Chiny to może i wiele rzeczy w Afryce, ale to nie kolonizator

jedną z najtrwalszych narracji o Chińczykach w Afryce jest to, że ChRL jest teraz tylko najnowszym obcym krajem, który skolonizuje kontynent. Podczas gdy Europejczycy mogli użyć brutalnej siły, zgodnie z tym powszechnie panującym poglądem, Chińczycy zamiast pieniędzy kupowali ziemię Afryki, skorumpowali jej przywódców i eksportowali jej surowce. Oczywiście, metody mogą być różne, ale efekt jest faktycznie taki sam: Afryka jest ponownie ofiarą kolejnej potęgi imperialnej.

nic dziwnego, że wiele osób myśli w ten sposób. Na zachodzie europejskie i amerykańskie media nadal ramują relacje informacyjne o Chińczykach w Afryce w kontekście kolonialnym.”Czy Chiny są nową potęgą kolonialną na świecie?, „czyta majowy nagłówek z niedzielnego New York Timesa i CNBC.com Recolonizing Africa: a Modern Chinese Story?”podkreśl wszechobecność tego języka.

jest tylko jeden bardzo mały problem. Chiny nie kolonizują Afryki.

kiedy jedno państwo kolonizuje drugie, tak jak Europejczycy w Afryce, jest to wszechogarniająca forma dominacji. Francuzi, Belgowie i Brytyjczycy, między innymi, stosowali straszliwą przemoc, aby narzucić swój język, kulturę, religię, systemy administracyjne, a następnie wykradali zasoby na podbitych ziemiach, nie biorąc nawet pod uwagę rekompensat dla jego mieszkańców.

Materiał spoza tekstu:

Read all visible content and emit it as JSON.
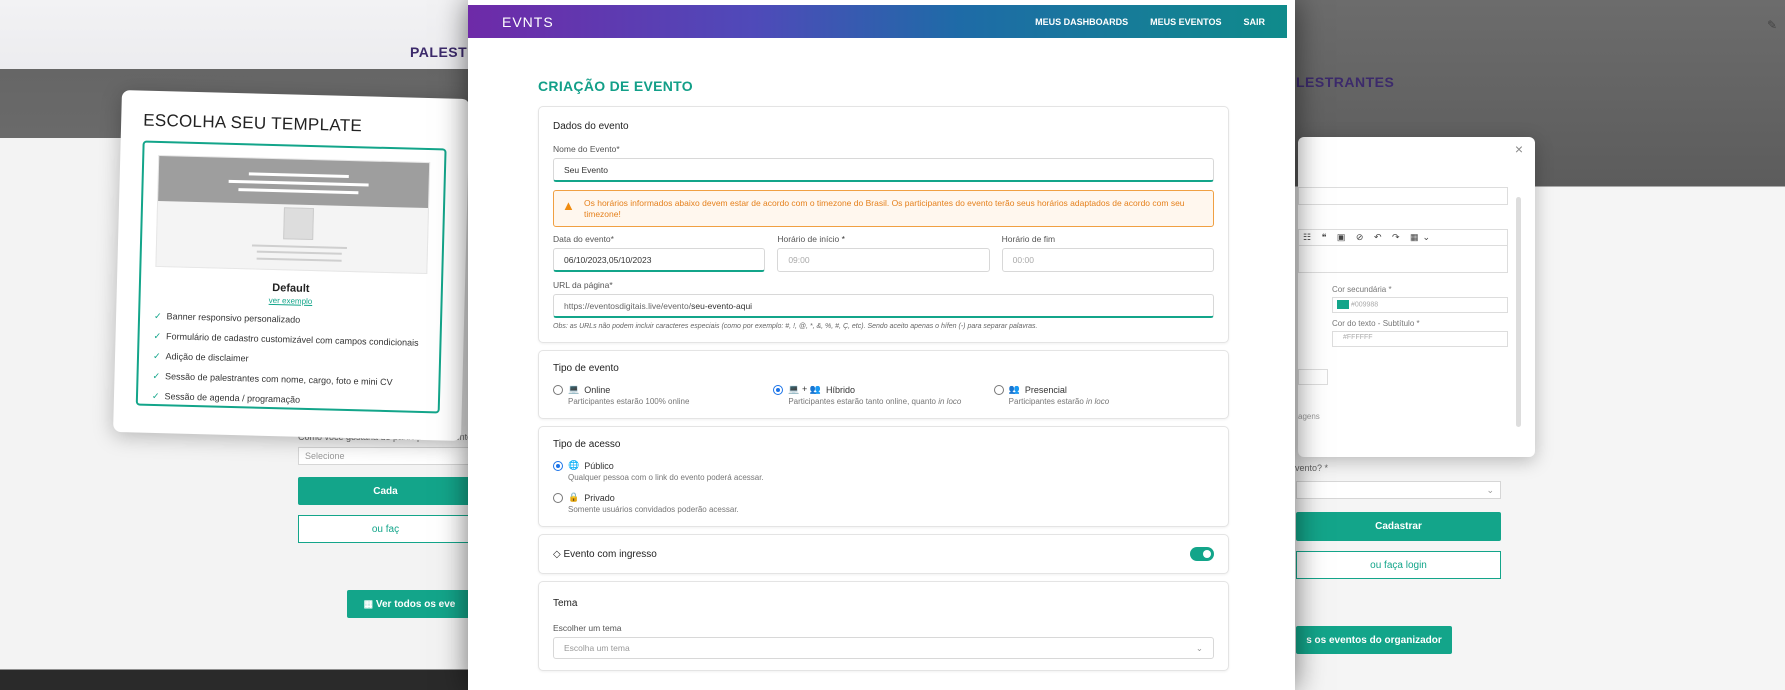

nazwanie Chin „kolonizatorem” lub „dobroczyńcą” niewiele pomaga nam zrozumieć prawdziwą naturę ich relacji z kontynentem afrykańskim-Hannah Ryder, CEO ds. rozwoju

Ernst & Young 2017 Africa Attractivity Report

w każdym razie Chińczycy w Afryce nie pasują do tego profilu. W rzeczywistości, jeśli chodzi o inwestycje, Chińczycy nie są nawet wiodącym źródłem BIZ w Afryce, plasując się poniżej zarówno Francuzów, jak i Amerykanów, według Ernsta & Younga. Niektórzy mogą twierdzić, że nowa chińska baza wojskowa w Dżibuti jest oznaką imperialnych ambicji Pekinu na kontynencie. To również nie jest równoznaczne z kolonializmem, ponieważ Chińczycy sowicie płacą rządowi Dżibuti za przywilej dzierżawy ich ziemi obok amerykańskich, francuskich i japońskich wojskowych, którzy również tam są. A co z zasobami? Te też są opłacane albo w formie gotówki, albo infrastruktury, ale nie są plądrowane, jak to było przez innych obcokrajowców sto lat temu.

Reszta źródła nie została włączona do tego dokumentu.